Elle s’est dépigmentée par concurrence amoureuse. L’homme la quitte et épouse une femme noire. C’est la triste histoire de Marie-Claire, titre éponyme du recueil de six nouvelles écrit par l’écrivain Habib Dakpogan. Samedi 23 mars, Caroline Sagui a remporté le premier prix du concours « Livre ton livre » autour dudit ouvrage. Le livre se veut un plaidoyer contre la « dépigmentation », un mal qui touche au-delà de la peau des africains, interpelle l’auteur.
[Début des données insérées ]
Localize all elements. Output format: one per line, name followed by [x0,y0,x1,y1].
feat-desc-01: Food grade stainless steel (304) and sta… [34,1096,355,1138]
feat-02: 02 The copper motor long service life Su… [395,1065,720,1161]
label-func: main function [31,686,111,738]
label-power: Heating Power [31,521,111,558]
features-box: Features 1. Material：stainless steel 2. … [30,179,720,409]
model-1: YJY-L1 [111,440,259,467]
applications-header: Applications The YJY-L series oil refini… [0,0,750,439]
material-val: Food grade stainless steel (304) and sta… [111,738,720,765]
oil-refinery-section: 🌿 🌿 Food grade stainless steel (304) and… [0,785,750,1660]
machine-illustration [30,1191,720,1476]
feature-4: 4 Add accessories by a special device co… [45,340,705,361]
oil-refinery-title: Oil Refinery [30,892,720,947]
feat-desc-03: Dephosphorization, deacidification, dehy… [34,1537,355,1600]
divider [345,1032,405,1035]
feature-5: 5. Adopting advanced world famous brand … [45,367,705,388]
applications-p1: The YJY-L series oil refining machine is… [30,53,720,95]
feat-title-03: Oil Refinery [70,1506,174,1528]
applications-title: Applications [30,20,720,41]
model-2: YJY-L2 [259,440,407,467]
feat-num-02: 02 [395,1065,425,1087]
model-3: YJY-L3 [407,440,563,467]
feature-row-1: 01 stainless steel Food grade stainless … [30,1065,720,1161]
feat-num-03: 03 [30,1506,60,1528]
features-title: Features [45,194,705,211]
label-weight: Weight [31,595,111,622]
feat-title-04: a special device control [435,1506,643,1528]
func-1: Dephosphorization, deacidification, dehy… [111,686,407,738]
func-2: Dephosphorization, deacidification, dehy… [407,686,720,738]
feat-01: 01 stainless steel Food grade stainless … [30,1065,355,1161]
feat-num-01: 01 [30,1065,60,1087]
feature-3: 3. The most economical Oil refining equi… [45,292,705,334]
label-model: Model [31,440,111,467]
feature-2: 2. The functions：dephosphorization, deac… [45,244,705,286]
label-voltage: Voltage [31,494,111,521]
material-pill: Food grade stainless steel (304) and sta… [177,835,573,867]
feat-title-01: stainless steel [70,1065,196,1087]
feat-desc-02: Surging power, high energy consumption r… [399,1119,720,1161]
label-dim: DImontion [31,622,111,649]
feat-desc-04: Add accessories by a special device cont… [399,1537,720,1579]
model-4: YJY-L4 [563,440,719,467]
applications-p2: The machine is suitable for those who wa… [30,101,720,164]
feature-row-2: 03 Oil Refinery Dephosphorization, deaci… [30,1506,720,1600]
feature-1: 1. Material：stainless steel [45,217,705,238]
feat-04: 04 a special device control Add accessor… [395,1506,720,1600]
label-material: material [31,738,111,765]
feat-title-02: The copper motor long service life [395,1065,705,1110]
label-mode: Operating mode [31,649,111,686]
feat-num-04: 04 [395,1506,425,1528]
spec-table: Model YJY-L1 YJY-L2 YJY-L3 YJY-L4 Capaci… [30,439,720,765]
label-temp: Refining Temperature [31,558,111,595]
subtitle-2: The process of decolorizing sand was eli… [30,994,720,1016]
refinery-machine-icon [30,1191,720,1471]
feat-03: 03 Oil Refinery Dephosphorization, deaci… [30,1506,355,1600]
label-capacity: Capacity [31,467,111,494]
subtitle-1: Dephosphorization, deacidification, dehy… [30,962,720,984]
Le parcours « n’était pas vraiment facile » pour Caroline. L’étudiante en fin de formation en Lettres modernes n’a eu que 4 jours pour lire « Marie-Claire » et en proposer une analyse critique. Se retrouver en première place de la phase écrite du concours est pour elle une consécration. La gagnante du concours Miss Littérature Afrique 2023, à l’issue de la présentation orale, devient l’heureuse gagnante du concours « Livre ton livre ». Elle remporte une cagnotte de 200 mille Fcfa, un trophée, un lot de 50 livres et d’autres lots en nature.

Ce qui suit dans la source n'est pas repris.